David, quale futuro? Due club in pressing e la reale posizione della Juventus verso il canadese dopo la sua prima stagione bianconera
Il futuro di Jonathan David alla Juventus è racchiuso in un unico, decisivo mese di campionato. Con sole quattro giornate al termine, l’attaccante canadese si gioca le ultime chance di permanenza alla Continassa, consapevole che il suo destino è legato a doppio filo alla qualificazione della squadra in Champions League. Un traguardo vitale che vale almeno 70 milioni di euro e che la società intende centrare senza esitazioni.

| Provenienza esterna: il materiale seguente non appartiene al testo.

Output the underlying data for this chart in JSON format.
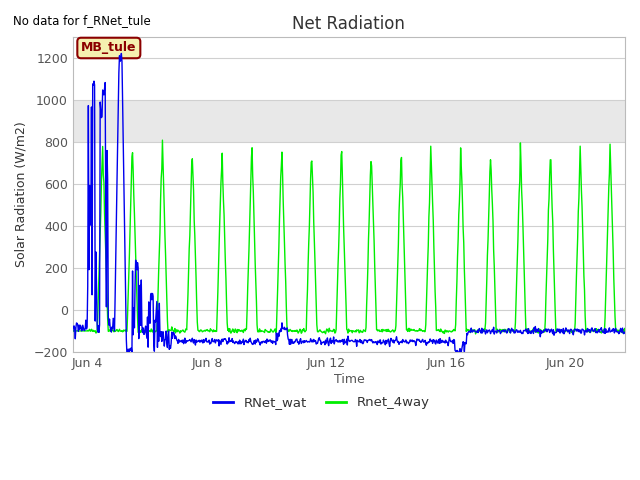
{
  "title": "Net Radiation",
  "top_left_text": "No data for f_RNet_tule",
  "xlabel": "Time",
  "ylabel": "Solar Radiation (W/m2)",
  "ylim": [
    -200,
    1300
  ],
  "yticks": [
    -200,
    0,
    200,
    400,
    600,
    800,
    1000,
    1200
  ],
  "legend_box_label": "MB_tule",
  "legend_box_color": "#f5f0b0",
  "legend_box_border": "#8b0000",
  "legend_entries": [
    "RNet_wat",
    "Rnet_4way"
  ],
  "line_colors": [
    "#0000ee",
    "#00ee00"
  ],
  "background_color": "#ffffff",
  "plot_bg_color": "#ffffff",
  "gray_band_ymin": 800,
  "gray_band_ymax": 1000,
  "gray_band_color": "#e8e8e8",
  "xtick_labels": [
    "Jun 4",
    "Jun 8",
    "Jun 12",
    "Jun 16",
    "Jun 20"
  ],
  "xtick_positions": [
    4,
    8,
    12,
    16,
    20
  ],
  "xmin": 3.5,
  "xmax": 22.0
}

Calciomercato Juve LIVE: le principali trattative di giornata
Arrivato la scorsa estate tra grandi proclami grazie a un blitz del CEO Damien Comolli, l’ex Lille ha vissuto un’annata altalenante, faticando a giustificare l’importante investimento e l’ingaggio da top player (6 milioni netti più bonus). I numeri, finora, sono deludenti per un calciatore del suo calibro: appena 6 reti e 4 assist in 32 presenze. Questa scarsa incisività ha spinto l’opinione pubblica a bollarlo frettolosamente come un “flop”, un’etichetta che “Johnny” vuole strapparsi di dosso aiutando la Juve nel rush finale, a partire dalla sfida odierna contro il Verona.
Tuttavia, anche un finale di stagione brillante potrebbe non bastare per la conferma. La dirigenza bianconera valuta infatti la possibilità di iscrivere a bilancio una robusta plusvalenza, considerando anche il probabile arrivo di un nuovo centravanti e il possibile rinnovo di Vlahovic. Le sirene di mercato non mancano: in Turchia, il Fenerbahçe lo ha inserito in cima alla lista dei desideri per contrastare il dominio del Galatasaray, mentre in Premier League l’Aston Villa di Emery ha riacceso i radar sul numero 30 juventino in vista del ritorno nell’Europa che conta. David, che avrà anche la vetrina del Mondiale casalingo con il Canada per mettersi in mostra, preferirebbe la destinazione inglese rispetto a un ritorno in Francia o allo sbarco sul Bosforo. La palla passa ora al campo: solo i gol potranno riscrivere un finale che oggi sembra portare lontano da Torino.